Beginning like the Top Cat cartoon of old, the movie opens with a traditional montage of TC doing what he does best; scamming his way through New York City with confident swagger as the mischievous yet loveable back street alley cat. As a heady wave nostalgia sweeps over courtesy of the memorable theme tune and classic animation style, the early signs are indeed positive. Unfortunately, as the music stops and the film gets going, any expectation that this big screen adaptation would do ol’ TC justice steadily begins to dwindle.

The movie sees Top Cat and his gang of misfit felines, Benny, Choo Choo, Fancy Fancy, Spook and Brain, face off against a new narcissistic police chief who isn’t too happy with TC’s shenanigans or Officer Dibble’s inability to control him. As the new chief, Strickland, aims to police the city with an army of robot minions, it’s up to Top Cat and the gang to help Officer Dibble take his rightful place as New York’s chief of police. The characters themselves are lovingly portrayed like they always have been. The design of everything, from the grimy alleyways to the gang themselves, appear pretty much exactly as we remember and are a respectful nod to William Hanna and Joseph Barbera. Aesthetically, then, the film really does hit the mark. Maintaining the visual charm of the original TV show, the 3D is subtle but effective, with traditionally crisp and colourful 2D illustrations popping out above the rendered 3D backgrounds. It is actually quite refreshing to see the instantly recognisable Hanna-Barbera style relatively untouched in a modern world where detailed CGI and mo-capped animation is the norm. Alas, as classic as the visual style of the movie is, everything else fails to maintain any sort of appeal. Admittedly, the story is far from groundbreaking, but as a film aimed solely at the children, it’s fair to expect such a bare bones hero versus villain tale complete with nonsensical hi-jinx and simple physical humour. There is however, a lack of appeal for the parents who will be forced to sit through 90 minutes of regurgitated jokes and annoying character voicing.

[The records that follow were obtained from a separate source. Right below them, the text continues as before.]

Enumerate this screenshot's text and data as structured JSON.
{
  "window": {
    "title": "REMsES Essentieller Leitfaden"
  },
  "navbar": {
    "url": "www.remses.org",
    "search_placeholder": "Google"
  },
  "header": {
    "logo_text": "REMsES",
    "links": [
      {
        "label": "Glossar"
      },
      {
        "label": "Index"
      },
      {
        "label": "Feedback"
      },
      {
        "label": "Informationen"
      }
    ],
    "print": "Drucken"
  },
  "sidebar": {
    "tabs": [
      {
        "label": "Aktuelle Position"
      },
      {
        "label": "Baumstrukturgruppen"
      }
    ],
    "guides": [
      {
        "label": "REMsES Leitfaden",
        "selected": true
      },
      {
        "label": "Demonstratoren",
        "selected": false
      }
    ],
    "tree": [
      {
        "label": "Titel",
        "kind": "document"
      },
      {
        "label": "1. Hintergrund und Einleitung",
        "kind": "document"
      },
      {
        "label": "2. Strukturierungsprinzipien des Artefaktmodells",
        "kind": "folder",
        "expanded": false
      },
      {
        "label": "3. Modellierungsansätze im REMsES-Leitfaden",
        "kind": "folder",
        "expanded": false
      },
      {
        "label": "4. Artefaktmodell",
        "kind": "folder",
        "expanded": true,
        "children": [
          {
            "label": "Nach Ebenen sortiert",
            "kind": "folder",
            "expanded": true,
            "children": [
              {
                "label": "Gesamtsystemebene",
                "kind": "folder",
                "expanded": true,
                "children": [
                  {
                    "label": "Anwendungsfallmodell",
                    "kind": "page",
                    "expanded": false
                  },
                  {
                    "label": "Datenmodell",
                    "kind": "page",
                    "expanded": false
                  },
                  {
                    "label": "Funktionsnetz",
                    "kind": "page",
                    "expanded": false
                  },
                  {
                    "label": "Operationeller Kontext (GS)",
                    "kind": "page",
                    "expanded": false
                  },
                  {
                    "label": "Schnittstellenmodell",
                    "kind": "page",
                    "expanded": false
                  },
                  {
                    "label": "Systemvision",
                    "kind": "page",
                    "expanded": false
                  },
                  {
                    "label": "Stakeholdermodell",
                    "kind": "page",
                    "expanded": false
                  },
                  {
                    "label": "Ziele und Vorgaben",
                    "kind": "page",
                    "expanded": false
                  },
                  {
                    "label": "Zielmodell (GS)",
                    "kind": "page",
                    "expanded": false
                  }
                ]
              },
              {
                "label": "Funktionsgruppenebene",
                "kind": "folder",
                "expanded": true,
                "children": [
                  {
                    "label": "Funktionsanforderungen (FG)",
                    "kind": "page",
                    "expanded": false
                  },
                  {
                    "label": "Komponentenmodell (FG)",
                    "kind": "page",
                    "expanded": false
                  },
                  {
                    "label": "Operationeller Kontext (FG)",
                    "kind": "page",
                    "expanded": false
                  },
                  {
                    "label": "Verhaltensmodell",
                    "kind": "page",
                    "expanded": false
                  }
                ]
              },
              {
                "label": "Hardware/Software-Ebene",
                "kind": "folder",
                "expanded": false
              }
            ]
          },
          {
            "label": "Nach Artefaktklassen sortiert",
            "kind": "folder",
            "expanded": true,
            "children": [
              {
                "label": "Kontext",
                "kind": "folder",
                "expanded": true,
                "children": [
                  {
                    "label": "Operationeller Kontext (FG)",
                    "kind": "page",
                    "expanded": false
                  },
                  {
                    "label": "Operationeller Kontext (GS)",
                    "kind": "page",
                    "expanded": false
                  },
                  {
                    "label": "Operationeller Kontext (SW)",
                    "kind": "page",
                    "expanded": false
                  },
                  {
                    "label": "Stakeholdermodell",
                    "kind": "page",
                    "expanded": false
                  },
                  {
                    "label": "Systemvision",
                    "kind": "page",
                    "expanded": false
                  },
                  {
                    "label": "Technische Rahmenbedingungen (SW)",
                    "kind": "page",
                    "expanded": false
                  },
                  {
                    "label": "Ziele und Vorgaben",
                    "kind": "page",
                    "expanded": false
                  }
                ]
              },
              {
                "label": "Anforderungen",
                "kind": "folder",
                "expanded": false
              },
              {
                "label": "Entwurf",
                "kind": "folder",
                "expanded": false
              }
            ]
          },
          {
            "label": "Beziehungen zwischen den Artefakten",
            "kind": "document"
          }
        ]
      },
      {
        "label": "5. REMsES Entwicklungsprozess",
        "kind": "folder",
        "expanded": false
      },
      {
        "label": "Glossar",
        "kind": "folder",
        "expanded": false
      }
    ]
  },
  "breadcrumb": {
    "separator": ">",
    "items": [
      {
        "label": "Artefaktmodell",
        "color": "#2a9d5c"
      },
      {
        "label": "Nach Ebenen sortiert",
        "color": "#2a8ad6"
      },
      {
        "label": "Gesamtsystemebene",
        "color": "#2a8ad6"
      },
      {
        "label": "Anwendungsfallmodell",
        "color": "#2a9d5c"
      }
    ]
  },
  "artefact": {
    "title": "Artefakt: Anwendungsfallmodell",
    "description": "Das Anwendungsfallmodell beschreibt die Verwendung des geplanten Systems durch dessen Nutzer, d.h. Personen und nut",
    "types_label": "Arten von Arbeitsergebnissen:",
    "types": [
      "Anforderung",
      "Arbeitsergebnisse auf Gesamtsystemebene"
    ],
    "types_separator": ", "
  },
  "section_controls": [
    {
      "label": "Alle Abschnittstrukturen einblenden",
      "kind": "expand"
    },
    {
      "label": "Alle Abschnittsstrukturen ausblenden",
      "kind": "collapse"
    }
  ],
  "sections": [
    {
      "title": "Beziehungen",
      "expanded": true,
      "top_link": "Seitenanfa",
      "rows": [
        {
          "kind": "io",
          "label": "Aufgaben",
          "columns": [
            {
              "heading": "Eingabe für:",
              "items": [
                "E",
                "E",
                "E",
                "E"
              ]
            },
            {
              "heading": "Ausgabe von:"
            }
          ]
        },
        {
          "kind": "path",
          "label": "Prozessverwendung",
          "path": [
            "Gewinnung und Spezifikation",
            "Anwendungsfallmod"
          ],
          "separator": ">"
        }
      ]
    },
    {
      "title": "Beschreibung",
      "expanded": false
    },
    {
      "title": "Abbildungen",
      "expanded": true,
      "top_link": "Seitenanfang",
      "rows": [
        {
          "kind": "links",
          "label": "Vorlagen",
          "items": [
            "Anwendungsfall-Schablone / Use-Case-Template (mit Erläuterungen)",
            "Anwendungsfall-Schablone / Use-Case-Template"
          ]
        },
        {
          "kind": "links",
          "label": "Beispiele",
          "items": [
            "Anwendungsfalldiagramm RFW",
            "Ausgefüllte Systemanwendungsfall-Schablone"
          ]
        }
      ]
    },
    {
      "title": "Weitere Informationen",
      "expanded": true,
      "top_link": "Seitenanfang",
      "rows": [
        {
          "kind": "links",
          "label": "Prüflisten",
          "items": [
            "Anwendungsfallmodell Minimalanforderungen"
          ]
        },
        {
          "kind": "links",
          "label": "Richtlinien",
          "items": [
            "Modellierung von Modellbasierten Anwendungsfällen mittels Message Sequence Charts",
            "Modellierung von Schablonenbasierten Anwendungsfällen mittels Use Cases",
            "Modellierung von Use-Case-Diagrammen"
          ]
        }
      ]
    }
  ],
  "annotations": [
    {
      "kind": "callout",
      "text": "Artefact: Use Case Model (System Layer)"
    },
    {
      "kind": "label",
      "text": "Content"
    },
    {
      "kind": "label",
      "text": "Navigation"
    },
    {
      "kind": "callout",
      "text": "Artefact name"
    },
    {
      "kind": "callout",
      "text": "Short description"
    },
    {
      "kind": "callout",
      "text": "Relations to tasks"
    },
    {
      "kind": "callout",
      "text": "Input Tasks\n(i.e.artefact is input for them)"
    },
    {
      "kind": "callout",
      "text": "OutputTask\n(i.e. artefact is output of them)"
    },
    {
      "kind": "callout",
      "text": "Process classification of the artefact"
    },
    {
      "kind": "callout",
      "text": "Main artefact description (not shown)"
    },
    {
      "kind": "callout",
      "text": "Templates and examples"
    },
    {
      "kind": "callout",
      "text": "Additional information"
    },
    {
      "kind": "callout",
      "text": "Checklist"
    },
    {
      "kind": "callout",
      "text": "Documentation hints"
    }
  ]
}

With studios like Pixar setting the standard for storytelling nowadays, the story Top Cat: The Movie tells and the jokes that litter it just don’t seem relevant anymore. A more telling factor for this notion is that in a screening filled with children juiced up on free cartons of Um Bongo, I didn’t hear one shred of laughter at any point. These kids were either the most well behaved bunch in all the land or the humour they were being force fed just isn’t funny to them. As a result, it just all felt a tad patronising. It was clear that a few jokes were lost in translation (the film is actually Mexican and did perform well in its native country), but a curious inclusion of an unexplained solar eclipse gag that made no sense and a villain that is downright annoying made it seem that the writers were scraping the very bottom of the comedy barrel in their attempt to revive TC as a comedic property. To help masquerade an inability to make Hanna-Barbera feel relevant, the film is bafflingly awash with an unnecessary and incessant inclusion of modern gadgetry that is just thrown in to say, “look, Top Cat can live in the 21st Century”. Overall it just seems a very half hearted and cheap attempt to modernise a classic. Shamefully name checking GPS Trackers, MP3 players and a constant reference to modern surveillance is just bizarre more than anything, especially since the setting, characters and even design is all so respectfully portrayed in an old-school 60s style.

Essentially the film is 90 minutes of jokes lacking any real humour, a littering of absurd anachronisms and an animated villain that is one of the worst I’ve seen in a long time. It’s a shame really that Top Cat and his gang are lost in this alternate 1960s limbo. TC and his gang deserve better. **

Top Cat: The Movie will be released nationwide on June the 1st.